Caught on Video: Deputy, 73, Fatally Shoots Suspect After Mistaking Gun for Taser
Police said the officer mixed up his handgun and his Taser.
-- Prosecutors in Oklahoma are reviewing a 73-year-old reserve sheriff's deputy's fatal shooting of a suspect after the officer said he mistook his handgun for a stun-gun.
On April 2, Robert Bates, a reserve deputy with the Tulsa County Sheriff's Office, shot and killed Eric Harris, in an incident that the Sheriff's Office calls an accident.
"Initial reports have determined that the reserve deputy was attempting to use less lethal force, believing that he was utilizing a Taser, when he inadvertently discharged his service weapon, firing one round which struck Harris," the sheriff's office said in a press release after the incident.
Harris, 45, was the subject of an undercover operation, police said, and had allegedly sold meth to undercover investigators and told them he had access to guns. On April 2, Harris allegedly met the undercover investigator in a parking lot to sell him a firearm, police said.
Video released Friday by the sheriff's office shows Harris get into a car and pull a gun out of his backpack. Less than a minute later, a car pulls up, and when deputies get out, Harris runs.
A second video shows officers pursuing the suspect and then appearing to struggle to subdue him.
After a single gunshot, someone says, "I shot him! I'm sorry."
According to the sheriff's office, the words were spoken by Bates just after he shot his weapon, when he realized that he hadn't shot his Taser.
"He got out of the car with weapons in both hands," Tulsa Sheriff's Capt. Billy McKelvey said. "He thought in his mind that he had transitioned from his pistol to his Taser."

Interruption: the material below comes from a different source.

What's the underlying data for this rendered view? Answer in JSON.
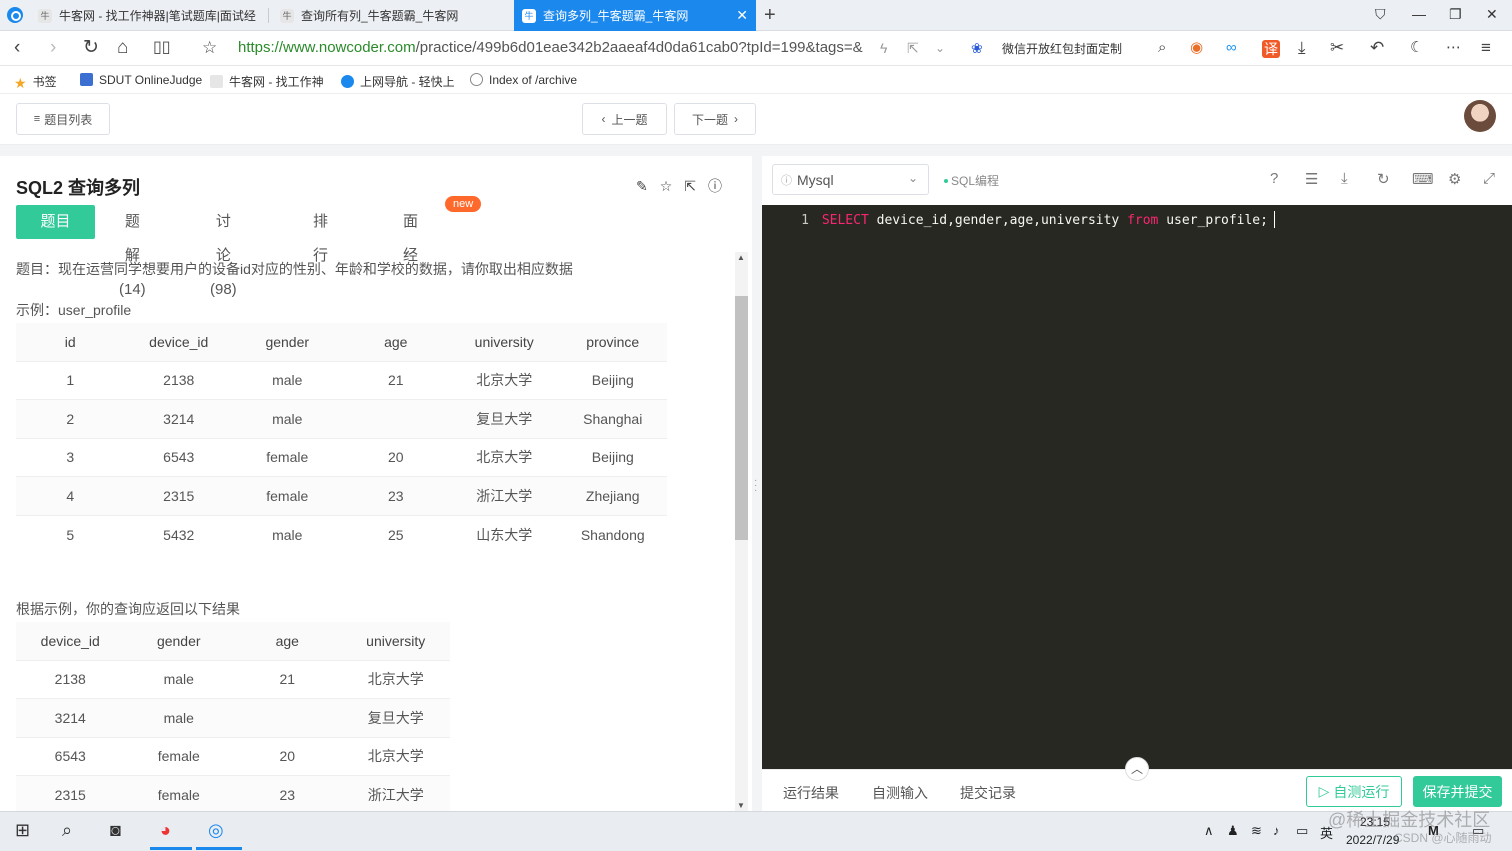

The sheriff's office said the investigation is under review by the Tulsa County District Attorney.
Harris' family has reviewed "the heavily edited version of video released by the Tulsa County Sheriff's Office" and has "many concerns and unanswered questions" according to a statement released today by the family's attorney, Daniel Smolen.
The family said they are "saddened, shocked, confused and disturbed" by the TCSO's version of the incident and the findings from its internal investigation."
The family called for a "truly independent investigation" by a "third party with no connections to TCSO," they said.